While it’s not a standard Hollywood-style soap, it still contains a lot of heart that leaves the viewer with a sense of optimism.
One could hardly imagine two people more different than the main characters. Driss is a poorly-educated former criminal from a dysfunctional family, and Philippe is a wealthy man who became a paraplegic after a severe accident. Philippe is depressed, moody and very picky in choosing a caretaker for himself. Still, he is admired by Driss’ ability to make fun of everything, his careless sense of humor and tomfoolery.
When Philippe chose Driss to be his caretaker, his friend warns him that Driss is a former criminal and, as he thinks, ex-convicts do not know compassion. But, Philippe says he does not need compassion and that he favors the fact that Driss often forgets about Philippe’s condition. While Driss can appear childish at times, the viewer will feel relieved to see Philippe laughing and will even laugh with him too. Any embarrassing emotions you may feel will fade away with the funnier moments of the film, and there are many. For example — when Philippe, an art connoisseur, buys an expensive picture of modern art, Driss decides that it would make for good business and proceeds to draw his own picture several hours later. You can’t keep from smiling after seeing how Philippe sells this work of a “debutant artist who has exhibitions in Rome and Berlin” for several thousand euro and how it makes Driss excited. The hilarious, genuine and wholehearted nature of the friendship leads to Phillippe finding meaning in life once again.
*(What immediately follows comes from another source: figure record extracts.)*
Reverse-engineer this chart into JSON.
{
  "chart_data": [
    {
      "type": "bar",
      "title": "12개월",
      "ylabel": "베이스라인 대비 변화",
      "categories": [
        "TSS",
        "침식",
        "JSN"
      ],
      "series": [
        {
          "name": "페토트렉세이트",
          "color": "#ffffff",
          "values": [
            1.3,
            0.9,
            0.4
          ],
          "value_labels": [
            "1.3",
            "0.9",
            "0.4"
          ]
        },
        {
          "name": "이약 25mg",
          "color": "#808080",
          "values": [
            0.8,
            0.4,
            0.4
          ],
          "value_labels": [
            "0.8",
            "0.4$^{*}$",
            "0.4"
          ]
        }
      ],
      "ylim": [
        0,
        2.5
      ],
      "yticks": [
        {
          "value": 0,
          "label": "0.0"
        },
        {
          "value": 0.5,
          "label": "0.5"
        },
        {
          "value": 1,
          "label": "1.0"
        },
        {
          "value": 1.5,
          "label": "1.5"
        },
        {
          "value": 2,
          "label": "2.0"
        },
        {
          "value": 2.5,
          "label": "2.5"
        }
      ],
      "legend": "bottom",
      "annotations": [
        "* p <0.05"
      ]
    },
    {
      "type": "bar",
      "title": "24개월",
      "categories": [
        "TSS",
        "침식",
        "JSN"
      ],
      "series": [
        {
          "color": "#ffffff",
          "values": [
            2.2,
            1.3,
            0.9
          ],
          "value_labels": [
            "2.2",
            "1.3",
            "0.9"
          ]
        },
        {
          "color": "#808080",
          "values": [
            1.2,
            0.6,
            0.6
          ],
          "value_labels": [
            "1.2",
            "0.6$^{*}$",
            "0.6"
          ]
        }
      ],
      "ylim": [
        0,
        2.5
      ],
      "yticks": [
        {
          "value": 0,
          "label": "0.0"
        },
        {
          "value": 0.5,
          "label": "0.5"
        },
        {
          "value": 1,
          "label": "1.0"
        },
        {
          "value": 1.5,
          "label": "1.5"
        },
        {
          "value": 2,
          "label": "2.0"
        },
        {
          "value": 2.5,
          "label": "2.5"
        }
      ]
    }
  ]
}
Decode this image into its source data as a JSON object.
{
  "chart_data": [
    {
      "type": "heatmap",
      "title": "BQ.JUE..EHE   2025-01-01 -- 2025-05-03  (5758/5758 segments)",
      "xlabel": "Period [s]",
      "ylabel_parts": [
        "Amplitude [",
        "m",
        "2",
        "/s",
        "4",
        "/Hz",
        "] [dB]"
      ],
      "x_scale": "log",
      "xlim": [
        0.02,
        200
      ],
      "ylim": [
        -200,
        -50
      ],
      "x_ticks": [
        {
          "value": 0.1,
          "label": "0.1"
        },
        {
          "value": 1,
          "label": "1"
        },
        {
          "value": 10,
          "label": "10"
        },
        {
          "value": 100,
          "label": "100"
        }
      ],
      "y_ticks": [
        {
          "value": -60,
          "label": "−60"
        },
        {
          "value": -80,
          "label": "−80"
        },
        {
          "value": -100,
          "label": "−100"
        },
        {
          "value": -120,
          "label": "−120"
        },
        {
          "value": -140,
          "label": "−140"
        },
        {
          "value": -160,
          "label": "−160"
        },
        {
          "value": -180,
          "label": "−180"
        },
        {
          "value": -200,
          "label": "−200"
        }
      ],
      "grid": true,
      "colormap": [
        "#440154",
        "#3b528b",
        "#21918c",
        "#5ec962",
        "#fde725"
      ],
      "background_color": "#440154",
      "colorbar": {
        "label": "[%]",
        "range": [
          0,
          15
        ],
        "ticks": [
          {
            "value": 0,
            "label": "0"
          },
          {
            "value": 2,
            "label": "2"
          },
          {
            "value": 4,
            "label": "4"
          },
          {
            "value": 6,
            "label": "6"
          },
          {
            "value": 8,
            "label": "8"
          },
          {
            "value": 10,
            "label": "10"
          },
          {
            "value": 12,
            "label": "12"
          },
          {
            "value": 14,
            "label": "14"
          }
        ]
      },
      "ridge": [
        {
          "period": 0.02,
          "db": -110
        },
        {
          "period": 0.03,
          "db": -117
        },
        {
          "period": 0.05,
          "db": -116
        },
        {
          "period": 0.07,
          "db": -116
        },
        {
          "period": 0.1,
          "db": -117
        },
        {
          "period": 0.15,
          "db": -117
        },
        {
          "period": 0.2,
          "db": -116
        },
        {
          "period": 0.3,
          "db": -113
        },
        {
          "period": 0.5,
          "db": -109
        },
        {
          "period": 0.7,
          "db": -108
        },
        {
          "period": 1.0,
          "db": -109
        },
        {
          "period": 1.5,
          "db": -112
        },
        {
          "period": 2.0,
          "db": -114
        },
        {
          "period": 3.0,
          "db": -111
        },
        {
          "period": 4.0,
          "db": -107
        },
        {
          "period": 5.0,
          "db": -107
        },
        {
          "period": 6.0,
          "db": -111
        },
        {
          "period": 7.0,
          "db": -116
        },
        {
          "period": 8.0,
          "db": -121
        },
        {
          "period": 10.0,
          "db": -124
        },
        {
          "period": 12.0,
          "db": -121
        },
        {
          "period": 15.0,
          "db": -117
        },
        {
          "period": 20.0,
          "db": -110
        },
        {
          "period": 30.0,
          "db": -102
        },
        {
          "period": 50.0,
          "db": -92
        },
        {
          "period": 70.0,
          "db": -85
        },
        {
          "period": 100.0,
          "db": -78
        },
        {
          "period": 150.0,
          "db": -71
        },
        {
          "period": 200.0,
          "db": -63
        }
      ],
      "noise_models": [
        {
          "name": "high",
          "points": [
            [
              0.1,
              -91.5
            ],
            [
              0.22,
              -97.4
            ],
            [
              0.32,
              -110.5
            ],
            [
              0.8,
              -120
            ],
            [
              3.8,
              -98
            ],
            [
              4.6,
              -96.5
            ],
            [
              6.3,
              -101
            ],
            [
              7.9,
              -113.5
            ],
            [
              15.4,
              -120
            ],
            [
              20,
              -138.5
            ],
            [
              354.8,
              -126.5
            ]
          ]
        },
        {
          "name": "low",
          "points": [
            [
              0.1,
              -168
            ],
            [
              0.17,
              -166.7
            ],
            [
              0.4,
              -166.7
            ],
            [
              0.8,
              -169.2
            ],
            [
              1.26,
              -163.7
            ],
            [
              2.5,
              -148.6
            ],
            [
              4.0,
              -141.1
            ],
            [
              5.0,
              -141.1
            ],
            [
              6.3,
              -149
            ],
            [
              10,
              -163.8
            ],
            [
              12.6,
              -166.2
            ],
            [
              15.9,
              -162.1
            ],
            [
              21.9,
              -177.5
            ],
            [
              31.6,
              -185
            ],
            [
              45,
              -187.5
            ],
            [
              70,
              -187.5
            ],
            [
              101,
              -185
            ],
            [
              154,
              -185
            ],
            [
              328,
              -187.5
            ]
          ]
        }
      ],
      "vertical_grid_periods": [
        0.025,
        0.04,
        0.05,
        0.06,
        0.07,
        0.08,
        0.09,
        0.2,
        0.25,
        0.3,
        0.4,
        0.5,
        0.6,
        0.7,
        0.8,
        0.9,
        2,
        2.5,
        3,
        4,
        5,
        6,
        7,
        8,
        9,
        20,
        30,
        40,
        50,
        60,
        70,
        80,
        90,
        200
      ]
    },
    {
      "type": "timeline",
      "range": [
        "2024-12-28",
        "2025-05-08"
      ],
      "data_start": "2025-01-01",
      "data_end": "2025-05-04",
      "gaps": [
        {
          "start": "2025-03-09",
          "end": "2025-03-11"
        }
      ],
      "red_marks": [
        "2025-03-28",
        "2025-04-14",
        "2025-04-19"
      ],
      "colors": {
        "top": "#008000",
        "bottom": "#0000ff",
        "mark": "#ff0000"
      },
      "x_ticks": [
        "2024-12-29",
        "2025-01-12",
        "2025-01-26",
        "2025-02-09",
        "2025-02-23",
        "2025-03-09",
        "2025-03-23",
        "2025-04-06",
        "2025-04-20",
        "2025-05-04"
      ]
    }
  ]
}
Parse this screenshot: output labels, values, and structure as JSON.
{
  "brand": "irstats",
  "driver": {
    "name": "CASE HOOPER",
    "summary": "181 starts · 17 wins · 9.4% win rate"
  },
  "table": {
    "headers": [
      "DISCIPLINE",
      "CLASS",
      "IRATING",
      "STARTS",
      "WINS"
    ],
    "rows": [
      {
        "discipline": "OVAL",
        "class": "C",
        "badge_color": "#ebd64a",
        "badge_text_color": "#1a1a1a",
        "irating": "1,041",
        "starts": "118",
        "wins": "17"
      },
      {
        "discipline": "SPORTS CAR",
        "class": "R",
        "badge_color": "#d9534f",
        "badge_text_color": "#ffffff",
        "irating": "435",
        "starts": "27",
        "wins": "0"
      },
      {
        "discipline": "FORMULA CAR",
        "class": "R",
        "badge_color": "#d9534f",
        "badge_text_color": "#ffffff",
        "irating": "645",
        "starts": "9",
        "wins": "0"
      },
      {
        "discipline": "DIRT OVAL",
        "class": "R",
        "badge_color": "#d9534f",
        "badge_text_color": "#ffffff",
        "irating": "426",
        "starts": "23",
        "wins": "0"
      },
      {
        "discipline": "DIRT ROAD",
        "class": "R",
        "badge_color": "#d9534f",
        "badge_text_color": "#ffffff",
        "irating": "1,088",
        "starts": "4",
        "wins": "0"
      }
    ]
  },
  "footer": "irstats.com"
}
Another thing to note about the film is the fact that it’s based on a true story. French businessman Philippe Pozzo di Borgo became paralyzed and later lost his wife to a terminal illness, but he was saved from his own depression because of the Algerian ex-criminal Abdel Yasmin Sellou, who became his caretaker and a friend. In his memoir, “You Changed My Life”, Sellou tells how they both influenced each others lives. Both individuals now have their own families and live in different countries, but visit each other and remain good friends.
This is a film that I would recommend to anyone. If you feel the need to restore your belief in humanity, watch the touching story of “The Intouchables.”